Passei um tempo sem escrever. Entrei na onda de aproveitar o verão e, talvez por consequência, deixei meus teclados um pouco de lado. Agora que vou voltando, é quase agoniante o descompasso entre meus dedos, minhas palavras e a terceira página em branco que eu abro só na última hora. O calor de seilá-quantos-graus já me deixa suada às 08:36 da manhã, e eu resisto a dizer que isso também me é incômodo.
Pensei que, talvez, eu realmente não tenha muito o que falar. Que nada novo pra além dos detalhes tenha gritado mais alto que eu nesse verão, e que então pouco desafogo sairia assim pela necessidade, como de costume. Mas em duas linhas e meia eu já escrevi várias mentiras. Coisas novas aconteceram; surpresas me fizeram feliz; os detalhes tem se mostrado cada vez maiores; eu sempre vou ter algo pra falar. E talvez seja a vida acontecendo assim, nas pequenezas cotidianas, que fizeram desse janeiro chuvoso um janeiro gostoso.

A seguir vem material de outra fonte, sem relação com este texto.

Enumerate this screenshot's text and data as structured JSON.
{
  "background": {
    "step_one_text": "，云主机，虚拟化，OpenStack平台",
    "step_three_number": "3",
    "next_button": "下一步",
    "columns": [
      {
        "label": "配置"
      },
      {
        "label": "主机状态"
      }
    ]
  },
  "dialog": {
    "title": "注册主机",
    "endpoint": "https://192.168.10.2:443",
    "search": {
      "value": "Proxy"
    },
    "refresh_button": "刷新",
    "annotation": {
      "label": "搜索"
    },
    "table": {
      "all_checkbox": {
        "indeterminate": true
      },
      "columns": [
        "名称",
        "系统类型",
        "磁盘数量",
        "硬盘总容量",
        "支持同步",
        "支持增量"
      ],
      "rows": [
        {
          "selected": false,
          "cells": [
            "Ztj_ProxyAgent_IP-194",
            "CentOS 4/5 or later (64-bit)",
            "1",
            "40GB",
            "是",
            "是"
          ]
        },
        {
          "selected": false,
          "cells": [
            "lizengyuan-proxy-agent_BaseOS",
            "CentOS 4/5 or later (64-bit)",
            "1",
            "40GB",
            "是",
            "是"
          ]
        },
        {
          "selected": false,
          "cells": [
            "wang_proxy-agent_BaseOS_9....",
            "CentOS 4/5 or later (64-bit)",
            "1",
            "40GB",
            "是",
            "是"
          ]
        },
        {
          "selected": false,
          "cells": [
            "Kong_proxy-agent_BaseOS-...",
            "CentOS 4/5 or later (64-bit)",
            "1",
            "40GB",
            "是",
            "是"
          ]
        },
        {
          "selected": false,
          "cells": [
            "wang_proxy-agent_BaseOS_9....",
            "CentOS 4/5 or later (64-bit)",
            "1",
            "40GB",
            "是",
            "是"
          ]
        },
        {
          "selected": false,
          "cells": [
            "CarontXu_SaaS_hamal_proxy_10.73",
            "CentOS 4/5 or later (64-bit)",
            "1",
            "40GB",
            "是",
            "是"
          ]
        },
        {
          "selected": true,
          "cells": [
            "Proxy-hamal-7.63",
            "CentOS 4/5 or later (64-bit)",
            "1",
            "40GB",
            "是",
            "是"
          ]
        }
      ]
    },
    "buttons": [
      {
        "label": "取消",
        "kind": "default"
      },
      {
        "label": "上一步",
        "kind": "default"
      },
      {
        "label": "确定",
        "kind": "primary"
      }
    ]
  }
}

Quando me sinto triste recorro ao papel (ou a tela do docs) com bastante afinco. Realmente me ajuda a processar as dores, e é fácil transformar a tristeza em matéria-prima. Mas o meu janeiro gostoso me deu alegrias que eu não esperava ter, e uma parte minha inconscientemente entende que isso não vale ser compartilhado aqui. Que não serve de inspiração, ou que não é intenso o suficiente.
Como se as páginas vazias só pudessem ser preenchidas com mais e mais elaborações de vazios. Tristezas ou faltas de caminhos que me levassem diretamente pra cá, onde eu despejaria minhas dúvidas e faria rimas com a perda mais recente. E eu poderia estar fazendo isso agora, de novo. O vazio é sempre o vazio e as perdas sempre serão as perdas, mesmo quando eu ganho. Dificilmente vou deixar de me sentir perdida e só por minutos muito breves vou esquecer da sensação de solidão.
Mas ainda assim, hoje, eu estou escrevendo a partir dos detalhes que me fizeram olhar pros buracos com mais coragem durante o mesmo de janeiro. Recebi uma mensagem de feliz ano novo à meia-noite do dia primeiro, e no meio da loucura, ela me fez acreditar que 2025 poderia mesmo ser um novo ano. Criei uma expectativa, perdi a expectativa, retomei a mesma expectativa e tudo isso me fez lembrar que as coisinhas só acontecem quando eu coloco vontade, mesmo com dúvidas.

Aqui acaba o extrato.